OPINION | Private wealth management is an industry on the verge of becoming a profession. Advisers are highly educated, highly qualified fiduciaries and if compared with a lawyer or accountant, they would stack up quite well.
It is logical, then, that the PWM firms of the future will look and feel like professional services firms. They will be owned and run by partners.
They will have a strong client-centric, team culture with a sharp focus on performance and profitability. Adviser remuneration will be linked to the work they do and the value they add and there will be a firm commitment to ongoing training and development.
That is vastly different to the classic PWM model, in which advisers are, in effect, employees serving two masters: the client and their institutional employer. Under this model, the bonus structures and payout ratios are largely unsustainable and prohibitive to objective, independent advice.
In short, vertical integration has been the model of the last 30 years but it will not work for the next 30 years. Signs of the old model becoming extinct surround us today, and are quickly gathering momentum.
Similarly, the ‘independent’ financial planning dealer group model, in which a collection of disparate practices are aggregated under a single licence to share costs and use their scale to negotiate volume discounts and rebates, is under pressure. This is due to regulatory change and the soaring cost of compliance. Licensees are increasingly leveraging their network of advisers to manufacture and distribute in-house products.
The world is changing. Investors’ attitudes and expectations are greater and a spate of corporate collapses and financial disasters has forced regulators and politicians to enforce tougher standards.
Advisers also increasingly want to be recognised and treated as professionals.
As a result, professional PWM firms of the future will share three key attributes:
- A partnership model
- A client-centric and collaborative, performance culture
The partnership model makes economic sense.

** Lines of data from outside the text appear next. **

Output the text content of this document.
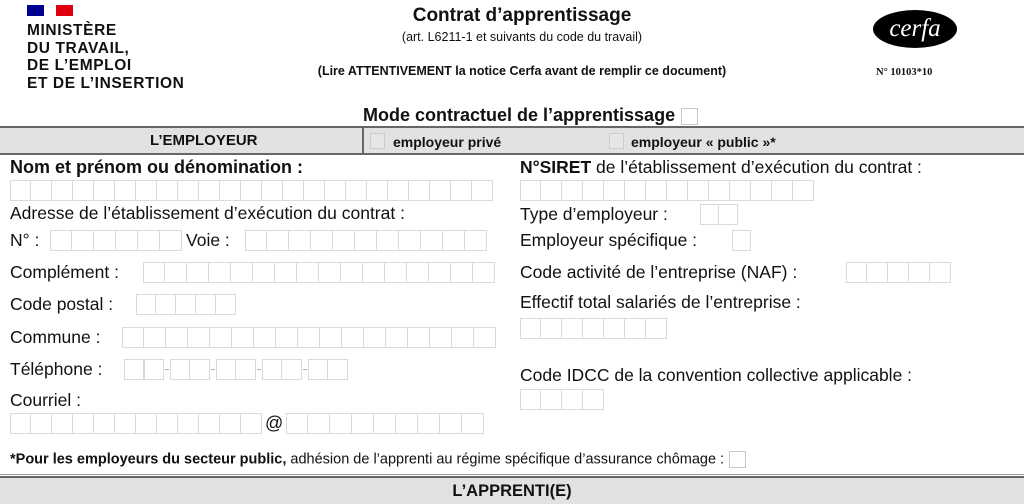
MINISTÈRE
DU TRAVAIL,
DE L’EMPLOI
ET DE L’INSERTION
Contrat d’apprentissage
(art. L6211-1 et suivants du code du travail)
(Lire ATTENTIVEMENT la notice Cerfa avant de remplir ce document)
cerfa
N° 10103*10
Mode contractuel de l’apprentissage
L’EMPLOYEUR	employeur privé	employeur « public »*
Nom et prénom ou dénomination :
Adresse de l’établissement d’exécution du contrat :
N° :	Voie :
Complément :
Code postal :
Commune :
Téléphone :
Courriel :
@
N°SIRET de l’établissement d’exécution du contrat :
Type d’employeur :
Employeur spécifique :
Code activité de l’entreprise (NAF) :
Effectif total salariés de l’entreprise :
Code IDCC de la convention collective applicable :
*Pour les employeurs du secteur public, adhésion de l’apprenti au régime spécifique d’assurance chômage :
L’APPRENTI(E)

Revenue-earning partners/advisers are paid from client fees which are earned by the delivery of quality service and advice. Surplus revenue is reinvested back into the business.
By comparison, the aggregator model sees advisers pay licensing and dealer services fees to their dealer group who is generally also dependent on volume rebates and margins from in-house solutions.
That is not the model of the future.
Partnership and ownership are powerful motivators.
It turns PWM advisers into business owners, which in turn gives clients certainty and confidence that their adviser will be around for a long time to look after them.
Client-centric and collaborative
A cohesive, collaborative team environment is a by-product of a partnership where shareholders and advisers are unified by a commitment to the firm’s collective success.
Advisers are not competitive rivals but rather work together to ensure clients receive the best service and advice, even if that means referring them to a specialist adviser.
Advisers are encouraged to share their knowledge and experiences, and invest in other staff and partners.
This is markedly different from the ultra-competitive, secretive culture of many large institutions, where advisers are pitted against each other and rewarded for putting themselves first above their colleagues, clients and even the company.
Traditional PWM advisers could be compared to decathletes. They are all-rounders who are proficient in a variety of roles. However, a world champion decathlete would not be competitive against the world champions in each individual underlying discipline.
The outperformance of each individual champion (100 metres, long jump, shot put, high jump, 400 metres, 110 metres hurdles, discus, pole vault, javelin and 1500 metres) against a decathlete is monumental.
Similarly, next-generation PWM firms understand that even the best advisers cannot be fully on top of the latest strategies, developments and regulatory changes across the PWM spectrum including super, investment management, tax, insurance, aged care and estate planning.
To set clients up for the best possible access to specialist advice, there are four specialist divisions at Koda: structuring and tax; investment strategy; philanthropy and social capital; and family leadership.
Clients often have relationships with specialist advisers while their primary adviser acts as their chief financial officer and manages their overarching financial affairs.
A new path forward
The PWM industry’s structure is the last obstacle stopping it from becoming a profession.
Advisers will never be recognised as professionals as long as they are housed inside an institution where product fees subsidise the true costs of advice.
Independent advice is impossible inside an institution. Over the next 10-15 years, there will be an increasing number of boutique PWM firms spinning out of large, established institutions.
A precedent has already been set in funds management, where hundreds of boutiques have sprung up over the last 20 years.
Frustrated and constrained by an institutional mindset that encourages portfolio managers to hug the benchmark and amass FUM, many professionals have successfully left the institutions to set up their own shop.
Similarly, advisers need to ask:
- “What does my client want and can I deliver it under my current structure?”
- “Do I want to be seen as a professional and if so, is that possible under my current structure?”
- “What is the economic truth? Is the model I operate within sustainable?”
If the answer to any of those questions is unacceptable to them, they need to find an economically viable solution that will allow them to deliver optimal outcomes to clients and be counted as a professional. Ultimately, they need to be able to confidently say and demonstrate that they are acting in their clients’ best interests.
Paul Heath is chief executive of Koda Capital.